Американец большой любитель зрелищ, в особенности даровых и многотысячная толпа здесь не редкость. На весь Нью-Йорк полагается не более двенадцати тысяч полицейских и если бы они не имели авторитета в глазах публики, им никогда бы не справиться с шумливой и настойчивой американской толпой, но американец знает, что с полицейским шутить плохое дело и хоть и ворчит, но тем не менее исполняет приказания, как бы несправедливы они не были.
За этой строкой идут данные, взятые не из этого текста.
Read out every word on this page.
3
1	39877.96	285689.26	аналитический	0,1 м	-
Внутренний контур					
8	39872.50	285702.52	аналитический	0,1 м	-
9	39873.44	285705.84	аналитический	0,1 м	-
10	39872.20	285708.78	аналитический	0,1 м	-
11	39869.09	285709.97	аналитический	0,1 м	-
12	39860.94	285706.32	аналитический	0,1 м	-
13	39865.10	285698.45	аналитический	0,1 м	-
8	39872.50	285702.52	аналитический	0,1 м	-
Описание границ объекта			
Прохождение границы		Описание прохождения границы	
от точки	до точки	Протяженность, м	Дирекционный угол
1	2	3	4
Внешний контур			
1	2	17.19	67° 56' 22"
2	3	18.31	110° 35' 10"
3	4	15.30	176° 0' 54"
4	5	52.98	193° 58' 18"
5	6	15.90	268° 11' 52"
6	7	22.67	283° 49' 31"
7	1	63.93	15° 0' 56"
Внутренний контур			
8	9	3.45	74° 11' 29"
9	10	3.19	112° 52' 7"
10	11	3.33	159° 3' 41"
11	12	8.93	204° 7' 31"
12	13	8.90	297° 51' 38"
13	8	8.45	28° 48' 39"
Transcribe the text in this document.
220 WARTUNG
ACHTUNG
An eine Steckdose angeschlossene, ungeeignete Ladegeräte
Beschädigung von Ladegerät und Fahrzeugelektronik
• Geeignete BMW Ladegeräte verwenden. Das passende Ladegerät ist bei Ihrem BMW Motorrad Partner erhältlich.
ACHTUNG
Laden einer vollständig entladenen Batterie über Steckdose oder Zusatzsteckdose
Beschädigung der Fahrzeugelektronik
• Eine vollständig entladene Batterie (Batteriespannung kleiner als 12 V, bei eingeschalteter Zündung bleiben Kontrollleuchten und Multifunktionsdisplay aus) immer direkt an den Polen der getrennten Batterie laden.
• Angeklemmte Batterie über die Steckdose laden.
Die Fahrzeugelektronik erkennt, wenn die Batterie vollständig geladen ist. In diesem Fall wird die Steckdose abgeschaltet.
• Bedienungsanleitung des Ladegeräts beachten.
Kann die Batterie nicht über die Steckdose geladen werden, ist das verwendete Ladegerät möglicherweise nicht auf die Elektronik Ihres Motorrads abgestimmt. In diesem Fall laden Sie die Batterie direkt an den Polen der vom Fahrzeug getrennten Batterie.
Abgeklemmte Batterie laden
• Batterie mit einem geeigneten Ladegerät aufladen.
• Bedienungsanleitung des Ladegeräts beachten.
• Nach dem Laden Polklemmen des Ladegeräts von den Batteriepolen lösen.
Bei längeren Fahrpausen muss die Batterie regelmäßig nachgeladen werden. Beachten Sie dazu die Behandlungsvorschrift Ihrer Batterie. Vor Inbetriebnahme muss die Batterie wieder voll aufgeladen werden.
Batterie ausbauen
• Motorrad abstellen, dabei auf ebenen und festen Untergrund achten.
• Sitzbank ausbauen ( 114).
У американской полиции выработался довольно оригинальный приём обращения с толпой. Когда нужно разогнать толпу или очистить улицу, полицейские наступают на народ мерными шагами, вертя перец собой свои дубинки. Попасть под удар тяжелой аршинной палки из твёрдого дерева неприятно и потому каждый инстинктивно пятится. Когда же случается, что первым рядам уже больше нельзя пятиться из-за напора задних, то полицейский преспокойно подымает свою дубинку и начинает ударять по плечам и головам четвёртого и пятого ряда и этим самым заставляет пятиться и их. Это грубое обращение редко вызывает протесты публики; протестовать невыгодно; полицейский не только тут же подчинит протестующего своей власти несколькими хорошими ударами своей дубинки, но ещё и арестует, а американский арест значит провести целую ночь в полицейском участке и явиться перед мировым судьей на следующее утро, чтобы быть ещё подвергнутым и денежному штрафу за сопротивление власти. Бывают конечно случаи, что мировой судья оправдывает арестованного и тут же делает выговор полицейскому или даже возбуждает против него дело, но эти случаи так редки, что рассчитывать на подобный исход трудно, да и сама по себе перспектива провести ночь в арестантской камере вещь не привлекательная, особенно если к этому ещё прибавить опубликование имён арестованных в газетах.

В защиту американского полицейского надо однако сказать, что, если он энергичен до грубости с бесправной толпой, то он в то же время и храбр в обращении с опасным элементом городского населения. Американский вор или убийца  —  профессионалы; они не выходят на работу не вооруженными хорошими револьверами и ни мало не задумаются пустить оружие в ход, если это принесёт им хоть малейшую пользу.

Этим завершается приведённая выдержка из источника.